The protagonist of T Cooper’s short novel is an ambitious, self-destructive, porn-loving, totally sympathetic… bear.
The Beaufort Diaries is a handsome book. It’s ninety pages long and twenty-five of those pages are illustrations, black-and-white, line-sketched characters over photos. You can read it over the course of a bus journey. It’s either a novella or a graphic novel or a picture book, and it tells a familiar story of someone seeking fame: going up and coming down. That someone just so happens to be a polar bear.
Beaufort is sent away from home, hitchhikes to Hollywood, finds success in the movie business, and encounters the things that follow success. It’s easy to like the eponymous, diary-keeping narrator of The Beaufort Diaries when he tells Hollywood types things like, “I’m just not sure I want to be typecast as a polar bear for the rest of time.”
Cooper writes a lot of life into the Hollywood scenes—Beaufort’s interest in Kabbalah and his Nyquil abuse (which starts him off on a series of abuses that eventually put him in rehab) being two highlights—as well as a true sense of movement and of a young life growing:
You could say I grew up quick, thanks to a steady diet of surplus salmon steaks, flat, watery beer by the keg, and the same ten-year-old, dog-eared copies of Juggs magazine that got passed round the bunks. Every night I had no choice but to listen as the other guys told nonstop, torrid tales about women, purportedly trying to teach me all I’d ever need to know once I “got up on the horse” myself. (If I never hear another fishy-fingers joke again, it’ll be too soon.)
Cooper’s language is simple, almost camouflaged, colloquial without seeming to try too hard.

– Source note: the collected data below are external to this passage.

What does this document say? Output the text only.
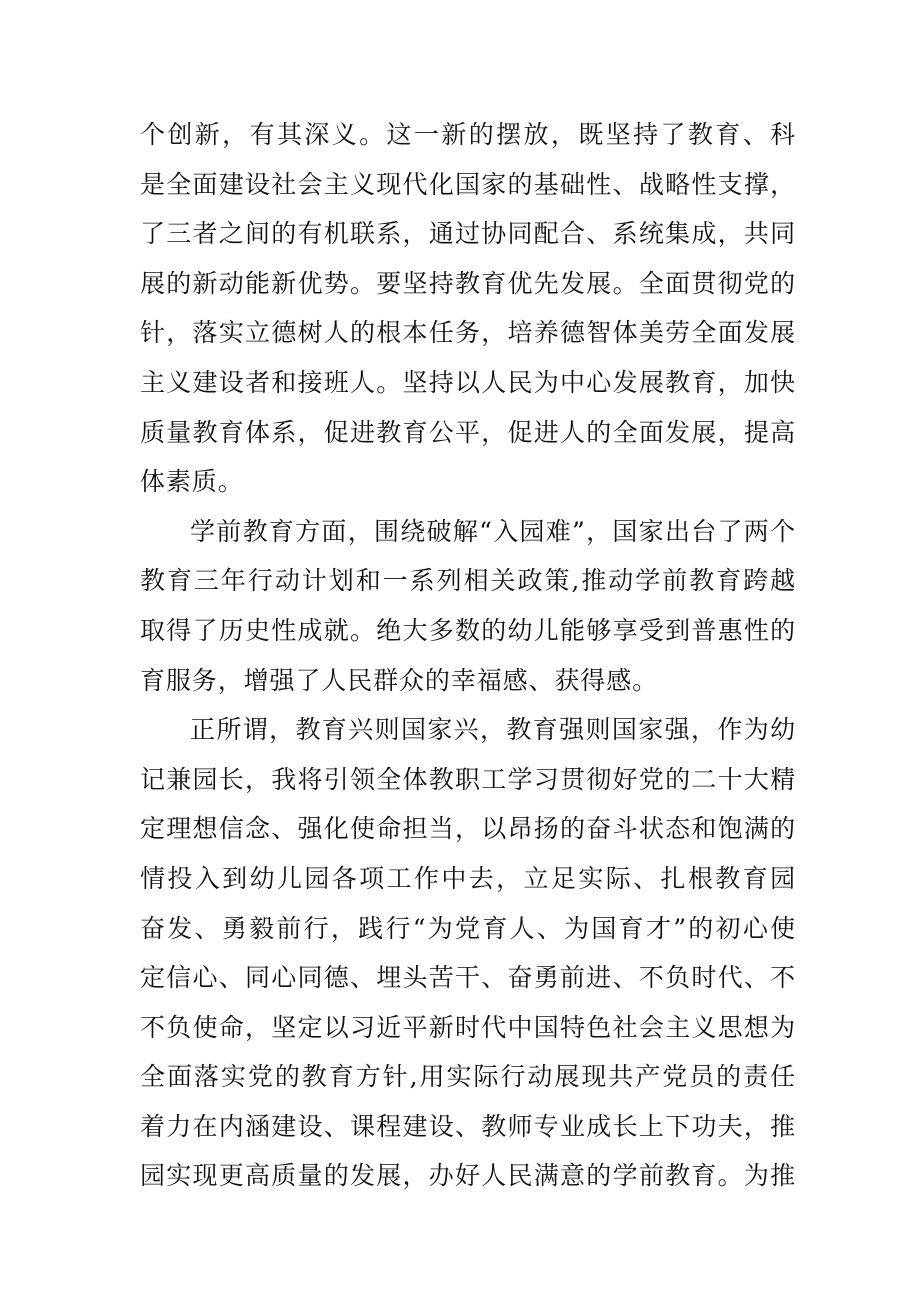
个创新，有其深义。这一新的摆放，既坚持了教育、科
是全面建设社会主义现代化国家的基础性、战略性支撑，
了三者之间的有机联系，通过协同配合、系统集成，共同
展的新动能新优势。要坚持教育优先发展。全面贯彻党的
针，落实立德树人的根本任务，培养德智体美劳全面发展
主义建设者和接班人。坚持以人民为中心发展教育，加快
质量教育体系，促进教育公平，促进人的全面发展，提高
体素质。
学前教育方面，围绕破解“入园难”，国家出台了两个
教育三年行动计划和一系列相关政策,推动学前教育跨越
取得了历史性成就。绝大多数的幼儿能够享受到普惠性的
育服务，增强了人民群众的幸福感、获得感。
正所谓，教育兴则国家兴，教育强则国家强，作为幼
记兼园长，我将引领全体教职工学习贯彻好党的二十大精
定理想信念、强化使命担当，以昂扬的奋斗状态和饱满的
情投入到幼儿园各项工作中去，立足实际、扎根教育园
奋发、勇毅前行，践行“为党育人、为国育才”的初心使
定信心、同心同德、埋头苦干、奋勇前进、不负时代、不
不负使命，坚定以习近平新时代中国特色社会主义思想为
全面落实党的教育方针,用实际行动展现共产党员的责任
着力在内涵建设、课程建设、教师专业成长上下功夫，推
园实现更高质量的发展，办好人民满意的学前教育。为推
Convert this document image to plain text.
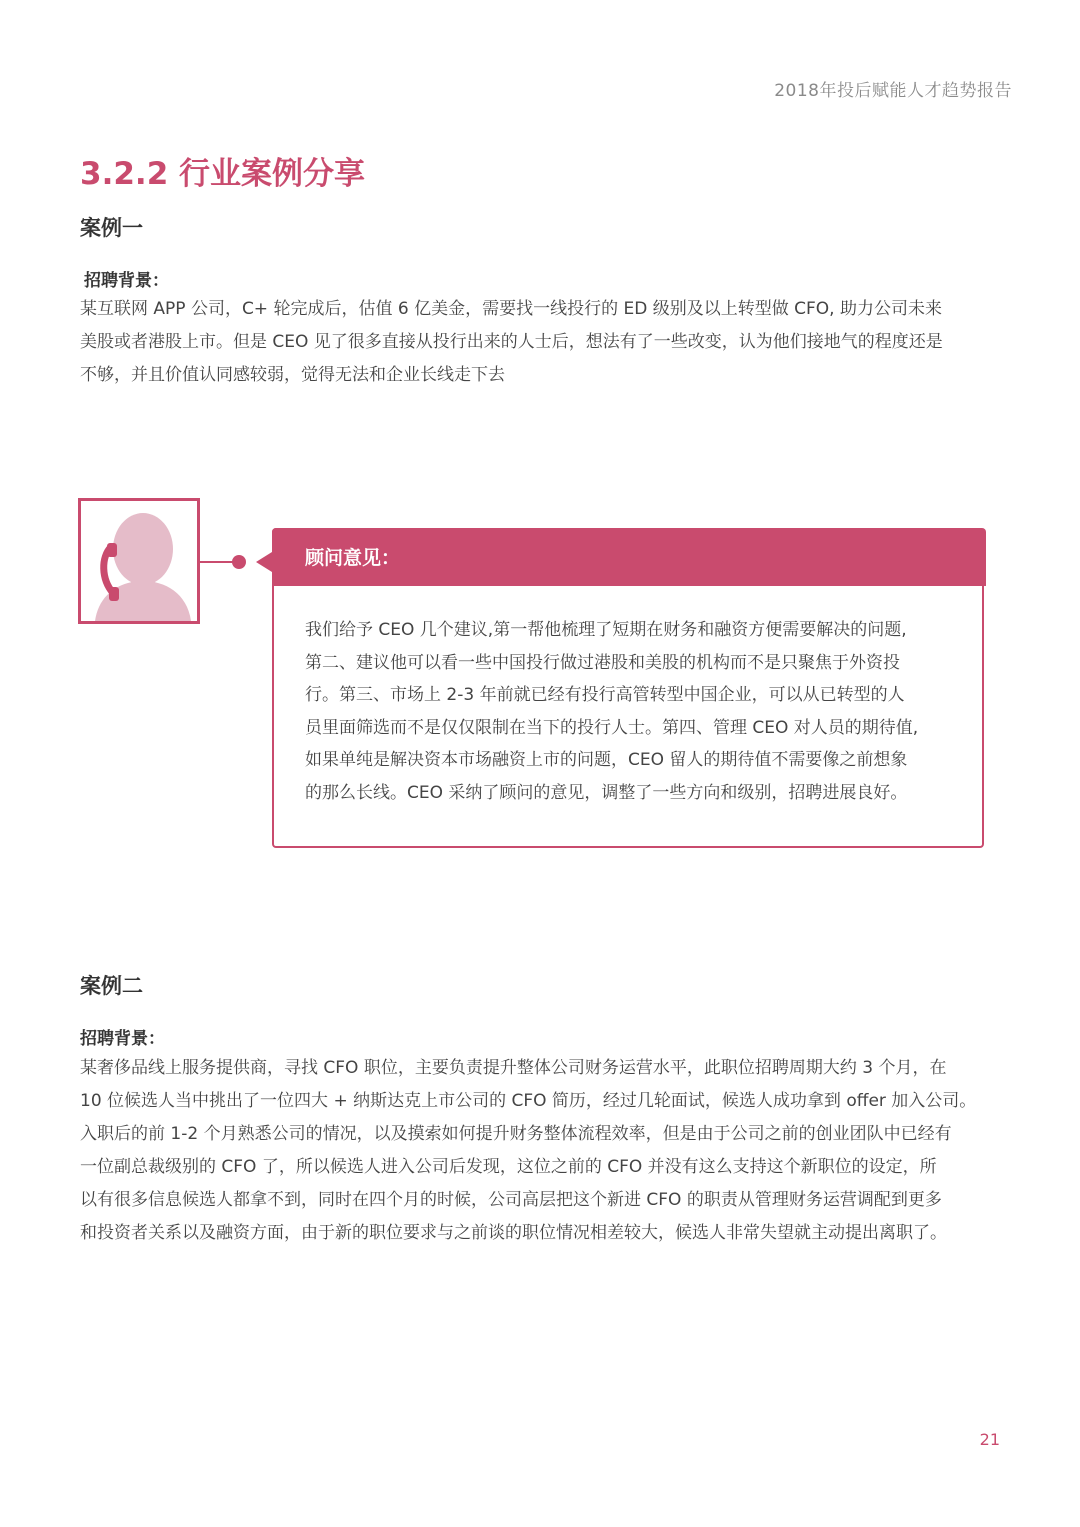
2018年投后赋能人才趋势报告
3.2.2 行业案例分享
案例一
招聘背景：
某互联网 APP 公司，C+ 轮完成后，估值 6 亿美金，需要找一线投行的 ED 级别及以上转型做 CFO, 助力公司未来
美股或者港股上市。但是 CEO 见了很多直接从投行出来的人士后，想法有了一些改变，认为他们接地气的程度还是
不够，并且价值认同感较弱，觉得无法和企业长线走下去
顾问意见：
我们给予 CEO 几个建议,第一帮他梳理了短期在财务和融资方便需要解决的问题,
第二、建议他可以看一些中国投行做过港股和美股的机构而不是只聚焦于外资投
行。第三、市场上 2-3 年前就已经有投行高管转型中国企业，可以从已转型的人
员里面筛选而不是仅仅限制在当下的投行人士。第四、管理 CEO 对人员的期待值,
如果单纯是解决资本市场融资上市的问题，CEO 留人的期待值不需要像之前想象
的那么长线。CEO 采纳了顾问的意见，调整了一些方向和级别，招聘进展良好。
案例二
招聘背景：
某奢侈品线上服务提供商，寻找 CFO 职位，主要负责提升整体公司财务运营水平，此职位招聘周期大约 3 个月，在
10 位候选人当中挑出了一位四大 + 纳斯达克上市公司的 CFO 简历，经过几轮面试，候选人成功拿到 offer 加入公司。
入职后的前 1-2 个月熟悉公司的情况，以及摸索如何提升财务整体流程效率，但是由于公司之前的创业团队中已经有
一位副总裁级别的 CFO 了，所以候选人进入公司后发现，这位之前的 CFO 并没有这么支持这个新职位的设定，所
以有很多信息候选人都拿不到，同时在四个月的时候，公司高层把这个新进 CFO 的职责从管理财务运营调配到更多
和投资者关系以及融资方面，由于新的职位要求与之前谈的职位情况相差较大，候选人非常失望就主动提出离职了。
21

This brings Beaufort—rather than the action—to the center of our sympathetic attention, which makes his spectacular self-destruction all the more endearing. After his first film success, he tries screenwriting:
So it was completely against my agents’, colleagues’, and friends’ advice, but when the final call came and I was deep into a second draft of my script, I passed on The Golden Compass 2: The Return of Whimsy. There would always be another offer.
Though the reader knows Beaufort is doomed, Cooper never patronizes his hero, never takes the easy way out and writes him as a fool. Still, The Beaufort Diaries doesn’t land quite the way it should. The protagonist-as-bear is well-handled, but Beaufort’s bearness isn’t integral to how the book works. The bear-in-Hollywood experience is the same as the human-in-Hollywood experience:
I collected on my final life-line with Leo and called him from a payphone down on Sunset. I’m sure he only answered because he didn’t recognize the number. Leo sounded immediately exasperated, but he claimed he was happy to hear from me, and that he’d always love and care about me, but that he didn’t want to enable my downward spiral any longer. That said, he offered to wire a couple grand to help me get out to New York and secure a place to stay. But it would be the last time. I couldn’t have been more grateful.
We are involved, we share Beaufort’s abandonment—but this could be a human talking. Cooper gets some good jokes out of the premise: Beaufort’s stalker with a stuffed toy fetish, the entourage of no-good seals who spend all day lounging by the pool. But the opportunities created by the satire could have yielded more. Beaufort isn’t just any Hollywood outsider, he’s also a polar bear—doubly outside—but in answer to the question, What can being a polar bear in Hollywood tell us that being a human in Hollywood can’t?, Cooper doesn’t say.
But perhaps that’s not the point. Perhaps a book can have a polar bear narrator and have that be enough. There is a great deal of humor and tenderness here, a considerable achievement, considering the book’s length. Trying to fit a story of this scale into fewer than one hundred pages is audacious and ambitious; although it’s short, The Beaufort Diaries is a polished and beguiling work, written with tact, benevolence and great empathy. It may not provide a fresh view of Hollywood, fame, and the fall, but as satire—and satire with, fittingly, humanity—it’s a success.